The .270 Winchester is one of the most popular hunting cartridges in the United States, which isn’t surprising given that it’s been around for nearly a century. Like the .30-06 Springfield and .280 Remington, the .270 Winchester was formed from the .30-03 Springfield parent case. And while arguably better cartridges exist, thanks to its longevity and popularity, the .270 Winchester won’t be going anywhere soon.
The .270 Winchester was created in an era in which high velocity cartridges were a relative rarity. Most factory cartridges at the time pushed bullets at 2,000 to 2,300 feet per second, so the 3,100 feet per second at which the .270 Winchester could push its 130-grain bullet was a change from the norm.
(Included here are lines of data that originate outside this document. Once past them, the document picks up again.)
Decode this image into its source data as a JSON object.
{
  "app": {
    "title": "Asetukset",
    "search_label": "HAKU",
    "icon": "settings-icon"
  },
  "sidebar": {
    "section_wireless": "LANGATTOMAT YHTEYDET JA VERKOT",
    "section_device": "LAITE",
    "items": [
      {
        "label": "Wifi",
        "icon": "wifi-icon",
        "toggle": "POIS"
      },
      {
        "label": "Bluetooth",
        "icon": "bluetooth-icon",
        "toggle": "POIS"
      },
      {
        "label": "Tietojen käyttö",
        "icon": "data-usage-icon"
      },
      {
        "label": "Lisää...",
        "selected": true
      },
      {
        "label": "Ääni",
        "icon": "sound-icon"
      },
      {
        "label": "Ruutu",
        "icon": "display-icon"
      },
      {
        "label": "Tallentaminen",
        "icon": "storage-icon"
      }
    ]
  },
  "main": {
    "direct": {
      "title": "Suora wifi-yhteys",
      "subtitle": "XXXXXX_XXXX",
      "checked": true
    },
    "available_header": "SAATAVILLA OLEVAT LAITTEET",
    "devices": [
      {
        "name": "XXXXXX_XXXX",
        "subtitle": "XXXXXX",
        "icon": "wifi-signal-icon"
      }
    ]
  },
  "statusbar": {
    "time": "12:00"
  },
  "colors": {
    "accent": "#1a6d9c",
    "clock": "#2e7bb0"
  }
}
Gun writers at the time realized that lighter bullets at higher velocities resulted in a shock value on target that couldn’t be quantified by energy measurements alone. However, problems with bullet construction meant that many bullets pushed to 3,000 feet per second or more fragmented on targets rather than penetrating. The .280 Ross was famous for that, with stories of dangerous game hunters losing their lives due to bullets breaking up on impact.
By the time the .270 Winchester was developed, the importance of bullet construction was better understood, as were the limitations on light bullets at high velocity. The .270 Winchester’s 130-grain loading was seen as adequate for deer and antelope, while a 150-grain bullet was developed for heavier game.
The .270 Winchester was highly touted by gun writer Jack O’Connor, who swore by the cartridge in his numerous columns. Had it not been for O’Connor’s cheerleading, it’s possible that the .270 Winchester may have already become obsolete. Its .277”-diameter bullet is an odd one, as the experimental Chinese 6.8x57mm cartridge had been the only cartridge to feature a bullet of that diameter until that time. At only .007” smaller than the 7mm bullets that were already well-proven in other cartridges, the .270 doesn’t offer the same range of bullet weights that 7mm cartridges do.
Despite those drawbacks, the .270 became one of the most popular hunting cartridges in the United States. Any rifle chambered in .30-06 is almost guaranteed also to come chambered from the factory in .270 Winchester, so popular is the cartridge and so ubiquitous is the ammunition. Any gun store that stocks .30-06 Springfield or .30-30 is guaranteed also to carry .270 Winchester.
If you don’t already own a .270 Winchester, there are other cartridges out there that you may find to be of superior performance. Whether that’s similar cartridges such as .280 Remington or 7x64 Brenneke, or newer short-action cartridges such as 6.5 Creedmoor, many cartridges in existence today offer similar performance and a wider array of projectiles than the .270 Winchester. Still, if you own one, its popularity and the easy ability to find ammunition can make it a useful choice for your survival firearms battery.